O tema é de grande relevância prática para quem atua na área e a Equipe de Arbitragem do VLF está à disposição em caso de quaisquer dúvidas.
Marina Leal
Advogada da Equipe de Arbitragem e Contratos
Aline Piteres
Advogada da Equipe de Arbitragem e Contratos
(1) Art. 783. A execução para cobrança de crédito fundar-se-á sempre em título de obrigação certa, líquida e exigível.
Art. 784. São títulos executivos extrajudiciais:
I - a letra de câmbio, a nota promissória, a duplicata, a debênture e o cheque;
II - a escritura pública ou outro documento público assinado pelo devedor;
III - o documento particular assinado pelo devedor e por 2 (duas) testemunhas;
IV - o instrumento de transação referendado pelo Ministério Público, pela Defensoria Pública, pela Advocacia Pública, pelos advogados dos transatores ou por conciliador ou mediador credenciado por tribunal;
V - o contrato garantido por hipoteca, penhor, anticrese ou outro direito real de garantia e aquele garantido por caução;
VI - o contrato de seguro de vida em caso de morte;
VII - o crédito decorrente de foro e laudêmio;
VIII - o crédito, documentalmente comprovado, decorrente de aluguel de imóvel, bem como de encargos acessórios, tais como taxas e despesas de condomínio;
IX - a certidão de dívida ativa da Fazenda Pública da União, dos Estados, do Distrito Federal e dos Municípios, correspondente aos créditos inscritos na forma da lei;
X - o crédito referente às contribuições ordinárias ou extraordinárias de condomínio edilício, previstas na respectiva convenção ou aprovadas em assembleia geral, desde que documentalmente comprovadas;
XI - a certidão expedida por serventia notarial ou de registro relativa a valores de emolumentos e demais despesas devidas pelos atos por ela praticados, fixados nas tabelas estabelecidas em lei;
XII - todos os demais títulos aos quais, por disposição expressa, a lei atribuir força executiva.
§ 1º A propositura de qualquer ação relativa a débito constante de título executivo não inibe o credor de promover-lhe a execução.
§ 2º Os títulos executivos extrajudiciais oriundos de país estrangeiro não dependem de homologação para serem executados.
§ 3º O título estrangeiro só terá eficácia executiva quando satisfeitos os requisitos de formação exigidos pela lei do lugar de sua celebração e quando o Brasil for indicado como o lugar de cumprimento da obrigação.

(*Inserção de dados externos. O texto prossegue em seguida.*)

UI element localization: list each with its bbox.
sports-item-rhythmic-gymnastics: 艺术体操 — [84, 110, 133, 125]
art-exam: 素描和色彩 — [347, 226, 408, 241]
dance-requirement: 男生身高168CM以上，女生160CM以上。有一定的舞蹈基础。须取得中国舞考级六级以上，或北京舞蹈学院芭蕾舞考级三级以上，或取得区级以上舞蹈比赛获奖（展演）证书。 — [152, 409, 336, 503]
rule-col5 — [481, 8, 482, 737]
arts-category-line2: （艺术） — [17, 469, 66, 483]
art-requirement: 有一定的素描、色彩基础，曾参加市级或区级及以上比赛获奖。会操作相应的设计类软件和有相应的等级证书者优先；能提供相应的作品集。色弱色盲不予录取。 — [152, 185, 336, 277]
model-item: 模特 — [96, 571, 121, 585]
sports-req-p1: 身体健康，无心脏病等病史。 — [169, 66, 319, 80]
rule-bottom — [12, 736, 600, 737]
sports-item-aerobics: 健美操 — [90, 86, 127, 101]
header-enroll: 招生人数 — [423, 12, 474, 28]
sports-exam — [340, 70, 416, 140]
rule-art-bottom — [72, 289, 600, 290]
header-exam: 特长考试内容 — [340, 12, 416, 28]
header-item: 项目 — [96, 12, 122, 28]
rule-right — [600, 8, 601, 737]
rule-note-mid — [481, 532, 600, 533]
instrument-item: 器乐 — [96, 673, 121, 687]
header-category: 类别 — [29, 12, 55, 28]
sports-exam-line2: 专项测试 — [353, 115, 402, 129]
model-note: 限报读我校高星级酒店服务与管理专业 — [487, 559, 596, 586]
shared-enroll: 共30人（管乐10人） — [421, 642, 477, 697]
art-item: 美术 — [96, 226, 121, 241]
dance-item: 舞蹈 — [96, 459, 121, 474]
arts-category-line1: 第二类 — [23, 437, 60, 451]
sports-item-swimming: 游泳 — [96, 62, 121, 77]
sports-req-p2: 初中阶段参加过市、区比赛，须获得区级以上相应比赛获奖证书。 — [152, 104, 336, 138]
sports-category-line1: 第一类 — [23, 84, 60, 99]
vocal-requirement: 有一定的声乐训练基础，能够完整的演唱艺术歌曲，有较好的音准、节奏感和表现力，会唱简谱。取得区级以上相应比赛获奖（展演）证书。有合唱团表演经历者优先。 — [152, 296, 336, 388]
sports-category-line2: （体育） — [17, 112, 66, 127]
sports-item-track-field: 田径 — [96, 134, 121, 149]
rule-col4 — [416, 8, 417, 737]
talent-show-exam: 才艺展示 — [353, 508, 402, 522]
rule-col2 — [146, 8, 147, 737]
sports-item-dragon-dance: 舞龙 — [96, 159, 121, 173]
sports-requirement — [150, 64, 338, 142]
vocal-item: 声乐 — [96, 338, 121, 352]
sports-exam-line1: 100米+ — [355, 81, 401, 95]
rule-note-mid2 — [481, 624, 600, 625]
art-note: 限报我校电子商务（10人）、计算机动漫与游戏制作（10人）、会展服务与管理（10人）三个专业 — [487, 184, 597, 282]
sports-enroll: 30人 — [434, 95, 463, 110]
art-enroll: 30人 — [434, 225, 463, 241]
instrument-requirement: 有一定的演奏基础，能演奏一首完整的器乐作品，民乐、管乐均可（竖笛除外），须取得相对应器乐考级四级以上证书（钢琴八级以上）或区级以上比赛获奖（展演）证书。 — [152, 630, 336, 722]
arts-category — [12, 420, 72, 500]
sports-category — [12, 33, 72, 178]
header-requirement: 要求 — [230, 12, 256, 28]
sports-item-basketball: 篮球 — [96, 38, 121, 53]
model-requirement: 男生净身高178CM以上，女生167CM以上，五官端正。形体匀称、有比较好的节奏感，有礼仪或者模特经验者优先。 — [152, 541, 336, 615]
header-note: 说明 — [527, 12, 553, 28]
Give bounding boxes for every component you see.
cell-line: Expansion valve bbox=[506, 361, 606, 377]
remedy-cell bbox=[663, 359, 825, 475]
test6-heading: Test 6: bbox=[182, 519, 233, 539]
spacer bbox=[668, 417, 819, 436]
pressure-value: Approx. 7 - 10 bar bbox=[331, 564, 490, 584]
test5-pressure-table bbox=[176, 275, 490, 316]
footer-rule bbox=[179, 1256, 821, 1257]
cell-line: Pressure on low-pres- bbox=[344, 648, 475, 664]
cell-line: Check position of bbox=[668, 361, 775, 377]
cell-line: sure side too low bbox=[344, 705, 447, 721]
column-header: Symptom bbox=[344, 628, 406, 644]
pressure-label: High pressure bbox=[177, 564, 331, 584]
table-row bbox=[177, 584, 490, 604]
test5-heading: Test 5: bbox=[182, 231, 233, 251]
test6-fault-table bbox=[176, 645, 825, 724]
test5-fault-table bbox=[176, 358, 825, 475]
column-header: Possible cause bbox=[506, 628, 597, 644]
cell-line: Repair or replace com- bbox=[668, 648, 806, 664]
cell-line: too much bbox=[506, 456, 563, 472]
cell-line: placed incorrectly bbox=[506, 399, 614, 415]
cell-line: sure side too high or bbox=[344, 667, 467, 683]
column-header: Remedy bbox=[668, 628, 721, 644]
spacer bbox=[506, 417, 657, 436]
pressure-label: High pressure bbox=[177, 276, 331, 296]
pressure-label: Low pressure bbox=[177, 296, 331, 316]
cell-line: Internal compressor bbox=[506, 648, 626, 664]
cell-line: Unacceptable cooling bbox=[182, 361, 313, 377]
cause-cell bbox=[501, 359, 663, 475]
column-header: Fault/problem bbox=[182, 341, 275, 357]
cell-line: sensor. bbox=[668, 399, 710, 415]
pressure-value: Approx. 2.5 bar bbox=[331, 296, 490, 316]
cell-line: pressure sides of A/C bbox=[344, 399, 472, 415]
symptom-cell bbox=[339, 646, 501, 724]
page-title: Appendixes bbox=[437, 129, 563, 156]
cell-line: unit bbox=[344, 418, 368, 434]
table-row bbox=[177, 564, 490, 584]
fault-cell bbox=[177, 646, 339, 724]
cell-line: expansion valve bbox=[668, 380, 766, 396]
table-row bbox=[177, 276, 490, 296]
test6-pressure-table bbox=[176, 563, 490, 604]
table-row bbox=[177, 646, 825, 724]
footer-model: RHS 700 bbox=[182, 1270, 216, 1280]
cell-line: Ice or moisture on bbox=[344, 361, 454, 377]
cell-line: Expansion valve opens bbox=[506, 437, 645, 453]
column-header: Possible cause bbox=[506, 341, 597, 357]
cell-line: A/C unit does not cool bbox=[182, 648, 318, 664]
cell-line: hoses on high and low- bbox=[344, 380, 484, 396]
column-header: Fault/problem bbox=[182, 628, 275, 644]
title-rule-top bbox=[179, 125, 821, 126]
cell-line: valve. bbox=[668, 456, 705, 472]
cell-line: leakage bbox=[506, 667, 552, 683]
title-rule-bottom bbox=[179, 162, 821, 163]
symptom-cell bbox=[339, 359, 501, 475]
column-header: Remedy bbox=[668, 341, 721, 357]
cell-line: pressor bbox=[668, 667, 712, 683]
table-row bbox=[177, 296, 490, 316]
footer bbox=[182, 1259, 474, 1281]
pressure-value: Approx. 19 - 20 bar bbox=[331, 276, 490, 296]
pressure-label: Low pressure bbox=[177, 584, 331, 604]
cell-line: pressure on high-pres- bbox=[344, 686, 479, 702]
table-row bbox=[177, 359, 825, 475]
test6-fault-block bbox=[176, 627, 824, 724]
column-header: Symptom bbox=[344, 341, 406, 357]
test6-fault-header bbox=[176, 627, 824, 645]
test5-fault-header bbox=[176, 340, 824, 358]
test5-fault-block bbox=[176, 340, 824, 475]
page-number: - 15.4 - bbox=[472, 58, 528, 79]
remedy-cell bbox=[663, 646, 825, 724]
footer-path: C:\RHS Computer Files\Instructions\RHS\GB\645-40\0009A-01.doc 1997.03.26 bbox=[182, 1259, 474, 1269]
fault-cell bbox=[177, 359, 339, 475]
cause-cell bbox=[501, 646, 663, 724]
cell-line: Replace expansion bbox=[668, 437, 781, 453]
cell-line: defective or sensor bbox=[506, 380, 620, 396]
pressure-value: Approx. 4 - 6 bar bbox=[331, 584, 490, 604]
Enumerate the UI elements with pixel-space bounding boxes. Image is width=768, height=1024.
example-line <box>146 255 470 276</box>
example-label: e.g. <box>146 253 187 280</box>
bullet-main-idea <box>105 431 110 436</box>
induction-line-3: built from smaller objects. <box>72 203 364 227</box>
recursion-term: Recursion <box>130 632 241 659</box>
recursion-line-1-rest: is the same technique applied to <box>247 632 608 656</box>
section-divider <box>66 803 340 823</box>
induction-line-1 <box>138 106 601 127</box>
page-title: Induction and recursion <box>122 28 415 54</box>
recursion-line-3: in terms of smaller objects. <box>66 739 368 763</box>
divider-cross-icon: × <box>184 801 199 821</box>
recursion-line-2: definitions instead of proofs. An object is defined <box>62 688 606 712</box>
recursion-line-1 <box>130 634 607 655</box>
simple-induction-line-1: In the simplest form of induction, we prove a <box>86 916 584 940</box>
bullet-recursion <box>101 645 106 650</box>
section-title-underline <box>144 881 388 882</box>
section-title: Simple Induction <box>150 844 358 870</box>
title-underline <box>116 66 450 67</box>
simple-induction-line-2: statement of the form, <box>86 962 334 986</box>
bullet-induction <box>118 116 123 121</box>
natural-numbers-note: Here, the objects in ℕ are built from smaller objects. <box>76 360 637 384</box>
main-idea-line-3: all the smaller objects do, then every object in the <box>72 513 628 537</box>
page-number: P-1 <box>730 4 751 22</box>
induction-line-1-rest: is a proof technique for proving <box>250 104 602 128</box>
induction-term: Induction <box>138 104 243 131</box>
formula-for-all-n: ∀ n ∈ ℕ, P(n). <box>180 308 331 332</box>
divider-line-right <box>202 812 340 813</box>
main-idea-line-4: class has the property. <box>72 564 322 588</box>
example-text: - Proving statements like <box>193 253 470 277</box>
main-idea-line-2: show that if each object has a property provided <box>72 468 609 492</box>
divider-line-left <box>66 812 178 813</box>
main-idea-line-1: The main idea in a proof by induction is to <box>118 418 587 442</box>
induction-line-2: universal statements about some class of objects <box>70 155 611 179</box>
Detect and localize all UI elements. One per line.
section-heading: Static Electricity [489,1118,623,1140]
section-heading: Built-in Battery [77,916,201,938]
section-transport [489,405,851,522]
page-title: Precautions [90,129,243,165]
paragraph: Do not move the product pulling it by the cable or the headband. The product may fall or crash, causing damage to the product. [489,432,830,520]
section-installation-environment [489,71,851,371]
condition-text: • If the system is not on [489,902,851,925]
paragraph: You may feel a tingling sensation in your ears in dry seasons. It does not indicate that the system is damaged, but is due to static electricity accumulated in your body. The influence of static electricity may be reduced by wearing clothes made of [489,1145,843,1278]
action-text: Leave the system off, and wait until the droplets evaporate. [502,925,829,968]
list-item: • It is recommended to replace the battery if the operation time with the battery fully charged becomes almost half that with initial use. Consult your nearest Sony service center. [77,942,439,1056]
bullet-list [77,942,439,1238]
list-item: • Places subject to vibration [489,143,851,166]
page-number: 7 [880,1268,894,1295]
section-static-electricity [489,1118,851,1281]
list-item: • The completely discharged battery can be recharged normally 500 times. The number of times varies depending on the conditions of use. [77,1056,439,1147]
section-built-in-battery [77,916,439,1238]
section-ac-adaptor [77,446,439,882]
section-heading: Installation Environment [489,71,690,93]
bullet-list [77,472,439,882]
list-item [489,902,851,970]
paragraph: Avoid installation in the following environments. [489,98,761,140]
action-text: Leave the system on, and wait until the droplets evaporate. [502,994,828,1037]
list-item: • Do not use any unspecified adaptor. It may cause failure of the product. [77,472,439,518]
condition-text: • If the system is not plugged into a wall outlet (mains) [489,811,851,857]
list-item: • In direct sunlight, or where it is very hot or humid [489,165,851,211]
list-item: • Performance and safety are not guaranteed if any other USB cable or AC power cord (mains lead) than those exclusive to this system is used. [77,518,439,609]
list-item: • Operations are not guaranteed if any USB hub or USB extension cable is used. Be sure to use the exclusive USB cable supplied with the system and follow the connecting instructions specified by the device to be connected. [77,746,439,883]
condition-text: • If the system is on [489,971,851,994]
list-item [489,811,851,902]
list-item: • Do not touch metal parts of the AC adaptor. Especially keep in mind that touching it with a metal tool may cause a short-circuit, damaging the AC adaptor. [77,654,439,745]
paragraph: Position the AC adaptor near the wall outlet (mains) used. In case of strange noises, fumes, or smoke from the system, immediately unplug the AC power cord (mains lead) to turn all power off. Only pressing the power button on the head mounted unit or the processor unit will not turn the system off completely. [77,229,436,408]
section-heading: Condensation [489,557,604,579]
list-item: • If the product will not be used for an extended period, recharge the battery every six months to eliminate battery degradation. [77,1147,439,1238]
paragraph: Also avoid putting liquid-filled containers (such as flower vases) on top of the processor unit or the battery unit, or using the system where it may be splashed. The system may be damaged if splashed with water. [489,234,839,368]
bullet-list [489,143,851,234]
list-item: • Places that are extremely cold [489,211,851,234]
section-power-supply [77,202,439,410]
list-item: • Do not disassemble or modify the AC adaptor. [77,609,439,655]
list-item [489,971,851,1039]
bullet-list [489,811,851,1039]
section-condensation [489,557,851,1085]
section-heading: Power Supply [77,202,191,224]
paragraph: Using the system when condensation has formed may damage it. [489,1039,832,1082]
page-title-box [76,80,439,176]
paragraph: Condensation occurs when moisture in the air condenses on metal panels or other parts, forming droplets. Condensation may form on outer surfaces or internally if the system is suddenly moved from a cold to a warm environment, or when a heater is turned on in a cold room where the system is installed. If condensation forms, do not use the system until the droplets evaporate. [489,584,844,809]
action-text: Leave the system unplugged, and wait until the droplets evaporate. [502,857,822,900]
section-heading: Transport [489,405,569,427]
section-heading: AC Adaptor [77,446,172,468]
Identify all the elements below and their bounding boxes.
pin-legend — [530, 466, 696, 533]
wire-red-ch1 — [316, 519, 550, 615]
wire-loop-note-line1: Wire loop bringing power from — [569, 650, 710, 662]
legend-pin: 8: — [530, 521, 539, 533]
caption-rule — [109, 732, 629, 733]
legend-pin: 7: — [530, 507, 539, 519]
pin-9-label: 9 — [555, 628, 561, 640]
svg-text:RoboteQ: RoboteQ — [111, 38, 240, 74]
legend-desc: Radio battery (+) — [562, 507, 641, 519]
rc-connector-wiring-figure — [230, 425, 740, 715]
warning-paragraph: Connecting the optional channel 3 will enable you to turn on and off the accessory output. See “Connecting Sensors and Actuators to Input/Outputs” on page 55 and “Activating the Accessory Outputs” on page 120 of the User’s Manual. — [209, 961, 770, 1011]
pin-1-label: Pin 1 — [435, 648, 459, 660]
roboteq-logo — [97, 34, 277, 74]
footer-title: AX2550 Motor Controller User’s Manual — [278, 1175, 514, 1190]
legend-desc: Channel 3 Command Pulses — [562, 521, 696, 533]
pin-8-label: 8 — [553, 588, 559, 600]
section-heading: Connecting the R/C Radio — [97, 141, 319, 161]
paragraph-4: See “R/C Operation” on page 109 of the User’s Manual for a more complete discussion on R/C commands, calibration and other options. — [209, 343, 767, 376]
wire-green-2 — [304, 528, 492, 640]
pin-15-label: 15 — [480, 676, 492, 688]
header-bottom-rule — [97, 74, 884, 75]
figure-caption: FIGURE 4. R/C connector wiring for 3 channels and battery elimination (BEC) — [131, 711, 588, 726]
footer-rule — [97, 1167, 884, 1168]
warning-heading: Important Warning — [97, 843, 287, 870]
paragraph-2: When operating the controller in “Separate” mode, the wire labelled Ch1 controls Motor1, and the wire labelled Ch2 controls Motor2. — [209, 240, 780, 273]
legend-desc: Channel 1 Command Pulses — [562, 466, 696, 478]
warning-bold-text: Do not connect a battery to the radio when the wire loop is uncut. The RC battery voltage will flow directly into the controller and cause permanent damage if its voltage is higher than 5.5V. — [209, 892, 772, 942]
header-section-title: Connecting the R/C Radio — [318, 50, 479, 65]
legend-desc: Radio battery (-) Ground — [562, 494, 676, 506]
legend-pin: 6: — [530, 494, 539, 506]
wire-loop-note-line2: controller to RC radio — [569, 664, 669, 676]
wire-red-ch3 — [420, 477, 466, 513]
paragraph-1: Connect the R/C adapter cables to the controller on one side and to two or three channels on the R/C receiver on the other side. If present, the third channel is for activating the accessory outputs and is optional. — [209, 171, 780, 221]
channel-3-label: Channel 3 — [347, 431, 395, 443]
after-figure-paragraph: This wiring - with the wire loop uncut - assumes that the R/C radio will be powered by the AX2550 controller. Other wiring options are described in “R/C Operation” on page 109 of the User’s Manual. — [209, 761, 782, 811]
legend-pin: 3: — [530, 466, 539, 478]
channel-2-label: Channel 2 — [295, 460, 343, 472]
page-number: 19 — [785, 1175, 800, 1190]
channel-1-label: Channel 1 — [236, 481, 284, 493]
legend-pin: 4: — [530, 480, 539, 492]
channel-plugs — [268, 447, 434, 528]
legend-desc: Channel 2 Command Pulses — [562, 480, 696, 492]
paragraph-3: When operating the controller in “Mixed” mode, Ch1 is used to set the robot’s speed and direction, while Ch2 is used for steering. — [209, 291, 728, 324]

(2) Conforme consta, inclusive, no Enunciado 544 do Fórum Permanente de Processualistas: “Admite-se a celebração de convenção de arbitragem, ainda que a obrigação esteja representada em título executivo extrajudicial”.
(3) “É bastante comum ouvir dizer que o árbitro não tem poder de império, logo, em diversas situações deverá requerer ao juiz togado que o auxilie na efetivação de algumas medidas que se passam dentro do processo arbitral. O árbitro não tem mesmo poderes coercitivos. Não pode, por exemplo, praticar atos executivos; até porque o processo de execução e o cumprimento de sentença sempre se passam no Poder Judiciário”. BERALDO, Leonardo de Faria. A eficácia das decisões do árbitro perante o registro de imóveis. Revista de Arbitragem e Mediação, v. 58, pp. 171-180, 2018, p. 174.
(4) STJ, REsp 1465535/SP, Rel. Ministro LUIS FELIPE SALOMÃO, QUARTA TURMA, julgado em 21/06/2016, DJe 22/08/2016. Destaca-se que, nesse caso, entendeu-se que, como a discussão seria levada à arbitragem, o processo deveria ser extinto.
(5) STJ, REsp 1949566/SP, Rel. Ministro LUIS FELIPE SALOMÃO, QUARTA TURMA, julgado em 14/09/2021, DJe 19/10/2021.
(6) STJ, EDcl no REsp 1949566/SP, Rel. Ministro LUIS FELIPE SALOMÃO, QUARTA TURMA, julgado em 13/12/2021, DJe 15/12/2021.